9 thoughts on “OpenBraille Is An Impressive DIY Embosser

  1. That’s pretty cool. The guy in the video is right, normal braille embossers are loud as hell. I installed one in an elementary school and you could hear it printing pretty much everywhere in the school.

  2. neat (cheap) approach to being able to move the pins without resorting to multiple servos for each detente although I think he missed a trick in encoding the 8 pin configurations (of the 3 pins).
    He’s got his ‘encoder wheel’ (basically a stacked cam) done as a simple binary sequence which gives rise to multiple pins moving simultaneously during rotations (worse case is having to push two pins at once during 100->011), whereas if he’d done a gray-code, on each transition, the cam would only be changing a single pin at a time (reducing the stress on the encode wheel drive). Equally, given he’s only really using half of the encoder wheel rotation, he could have spaced them a bit more and offset each pin transition so the 100->011 actually goes via 010 for example – it just takes slightly longer to rotate to the next valid setting)

    1. Those printers are expensive! I wonder if this could be made even cheaper or easier to reproduce if it wasn’t electrically driven, but instead the user would provide the input to feed the paper and move the printing head. There would probably have to be some kind of indexing, and the back and forth rolling motion of the print head would make it somewhat non-trivial. Then again, the current design isn’t all that complicated or expensive, and definitely faster than anything manually driven.

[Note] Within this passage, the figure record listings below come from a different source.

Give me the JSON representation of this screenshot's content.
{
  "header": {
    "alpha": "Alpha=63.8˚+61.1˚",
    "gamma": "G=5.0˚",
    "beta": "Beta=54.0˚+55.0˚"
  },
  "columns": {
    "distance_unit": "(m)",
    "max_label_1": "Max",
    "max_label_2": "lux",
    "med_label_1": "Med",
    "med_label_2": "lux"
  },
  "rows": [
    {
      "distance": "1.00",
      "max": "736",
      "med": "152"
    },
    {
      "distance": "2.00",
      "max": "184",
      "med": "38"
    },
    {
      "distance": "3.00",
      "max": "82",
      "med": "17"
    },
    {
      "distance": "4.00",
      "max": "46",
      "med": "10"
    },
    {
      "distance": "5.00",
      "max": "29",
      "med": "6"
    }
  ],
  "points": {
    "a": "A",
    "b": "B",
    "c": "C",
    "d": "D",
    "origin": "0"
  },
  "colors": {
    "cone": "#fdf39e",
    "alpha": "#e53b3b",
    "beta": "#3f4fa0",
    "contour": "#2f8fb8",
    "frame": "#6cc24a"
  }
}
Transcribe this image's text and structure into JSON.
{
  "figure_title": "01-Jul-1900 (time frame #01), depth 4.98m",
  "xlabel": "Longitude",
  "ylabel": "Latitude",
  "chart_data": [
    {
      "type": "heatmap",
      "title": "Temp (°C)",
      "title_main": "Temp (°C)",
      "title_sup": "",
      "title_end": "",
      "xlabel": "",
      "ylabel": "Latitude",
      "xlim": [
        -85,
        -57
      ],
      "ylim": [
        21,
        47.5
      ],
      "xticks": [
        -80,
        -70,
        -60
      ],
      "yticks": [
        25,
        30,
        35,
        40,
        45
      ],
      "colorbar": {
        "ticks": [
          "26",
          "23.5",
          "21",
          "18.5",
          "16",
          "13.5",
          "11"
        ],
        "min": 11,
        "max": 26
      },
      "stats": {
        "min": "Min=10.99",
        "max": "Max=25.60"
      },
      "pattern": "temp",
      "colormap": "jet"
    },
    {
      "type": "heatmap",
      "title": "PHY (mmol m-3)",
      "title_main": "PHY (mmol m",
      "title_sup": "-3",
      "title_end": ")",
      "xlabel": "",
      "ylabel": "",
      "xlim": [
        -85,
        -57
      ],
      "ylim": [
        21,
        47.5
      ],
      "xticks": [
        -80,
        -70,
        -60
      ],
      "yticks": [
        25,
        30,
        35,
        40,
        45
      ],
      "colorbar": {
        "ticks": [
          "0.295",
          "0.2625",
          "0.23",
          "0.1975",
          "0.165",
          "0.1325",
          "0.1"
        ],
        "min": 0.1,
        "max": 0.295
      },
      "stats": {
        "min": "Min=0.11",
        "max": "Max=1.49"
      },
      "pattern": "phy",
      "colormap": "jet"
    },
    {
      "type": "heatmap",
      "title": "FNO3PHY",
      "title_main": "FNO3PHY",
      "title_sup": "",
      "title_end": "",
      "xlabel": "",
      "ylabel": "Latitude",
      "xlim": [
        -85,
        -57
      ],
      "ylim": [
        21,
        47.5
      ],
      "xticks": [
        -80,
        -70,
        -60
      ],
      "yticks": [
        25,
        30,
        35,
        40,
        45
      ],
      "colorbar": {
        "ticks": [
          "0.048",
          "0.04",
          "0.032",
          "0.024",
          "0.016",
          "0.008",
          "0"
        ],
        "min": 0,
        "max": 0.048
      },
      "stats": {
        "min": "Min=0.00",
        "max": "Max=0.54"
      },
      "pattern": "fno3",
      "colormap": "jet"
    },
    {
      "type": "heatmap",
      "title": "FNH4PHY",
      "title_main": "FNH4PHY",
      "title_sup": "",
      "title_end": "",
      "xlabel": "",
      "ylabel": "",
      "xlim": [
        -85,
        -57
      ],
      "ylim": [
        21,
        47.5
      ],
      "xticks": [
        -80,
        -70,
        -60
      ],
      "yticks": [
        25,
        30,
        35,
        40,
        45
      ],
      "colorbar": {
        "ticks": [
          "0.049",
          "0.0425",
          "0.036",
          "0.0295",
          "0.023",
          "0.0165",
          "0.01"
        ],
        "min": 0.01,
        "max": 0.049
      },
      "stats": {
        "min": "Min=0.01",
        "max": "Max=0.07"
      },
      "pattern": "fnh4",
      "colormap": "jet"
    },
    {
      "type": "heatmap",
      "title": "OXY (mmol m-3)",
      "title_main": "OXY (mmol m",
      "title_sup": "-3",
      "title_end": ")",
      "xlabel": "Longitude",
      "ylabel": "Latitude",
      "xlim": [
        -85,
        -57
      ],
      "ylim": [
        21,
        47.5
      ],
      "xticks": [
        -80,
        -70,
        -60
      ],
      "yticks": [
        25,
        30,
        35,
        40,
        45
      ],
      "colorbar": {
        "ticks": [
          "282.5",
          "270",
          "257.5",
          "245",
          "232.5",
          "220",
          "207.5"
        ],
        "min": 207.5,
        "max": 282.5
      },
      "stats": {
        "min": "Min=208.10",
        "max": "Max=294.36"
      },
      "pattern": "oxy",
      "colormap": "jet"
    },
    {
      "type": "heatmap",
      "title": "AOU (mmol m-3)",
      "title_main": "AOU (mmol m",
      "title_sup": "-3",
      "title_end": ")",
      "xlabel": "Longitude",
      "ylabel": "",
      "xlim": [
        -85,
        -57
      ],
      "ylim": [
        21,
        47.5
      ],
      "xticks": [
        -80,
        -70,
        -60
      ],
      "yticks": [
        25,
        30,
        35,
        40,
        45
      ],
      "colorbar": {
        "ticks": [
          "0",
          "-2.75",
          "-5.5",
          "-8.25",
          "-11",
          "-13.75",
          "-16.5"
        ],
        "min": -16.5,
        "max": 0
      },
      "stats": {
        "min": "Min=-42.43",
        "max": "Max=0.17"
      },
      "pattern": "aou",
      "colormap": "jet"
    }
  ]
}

      You don’t really need to stick to one a single pin moving at a time, as long as no two pins move in the same direction. A pin moving inward doesn’t take any torque, but considering you do need to encode 7 combinations anyway, you might as well use regular gray code. The “no pins” combination isn’t needed, because you could simply skip rolling instead.

      You could try to reduce the wear on the wheel if you could use a clever arrangement of combinations, with each combination more than once on the wheel, and moving to one of the required positions with the smallest number of transitions on the way. Using a stepper instead of a servo might also help, because you can do full rotations that way, so you aren’t forced to go all the way around if you have to go from the first to the last one.

      I’d be a bit concerned about the wear on the wheel pressing the pins, but that could always be improved in a next revision, if it really is a problem at all. Maybe a few small ball bearings underneath the pins, so they roll on the wheel instead of sliding.

      I have to say, the rolling action is very clever!

  3. I remember seeing a video on diginfo or something like that about a Japanese guy who made a braille display that was easy to manufacture and low power and more importantly very small, they even showed it could be put in watches I think.
    So what happens to such inventions? Do they just burn the paper or patent it in a way that nobody can ever use it or what?

    It really annoys me seeing innovation like that being thrown away, and if it can really help people with a physical impairment it doubles the annoyance. But I see it on a regular basis.
    Reminds me of that time Microsoft research showed a keyboard that was as cheap to make as rubber dome but where the switches were pressure sensitive, and what happens to that? Again destroyed by patent lockdown and the patent owner having no intention to give something to the world.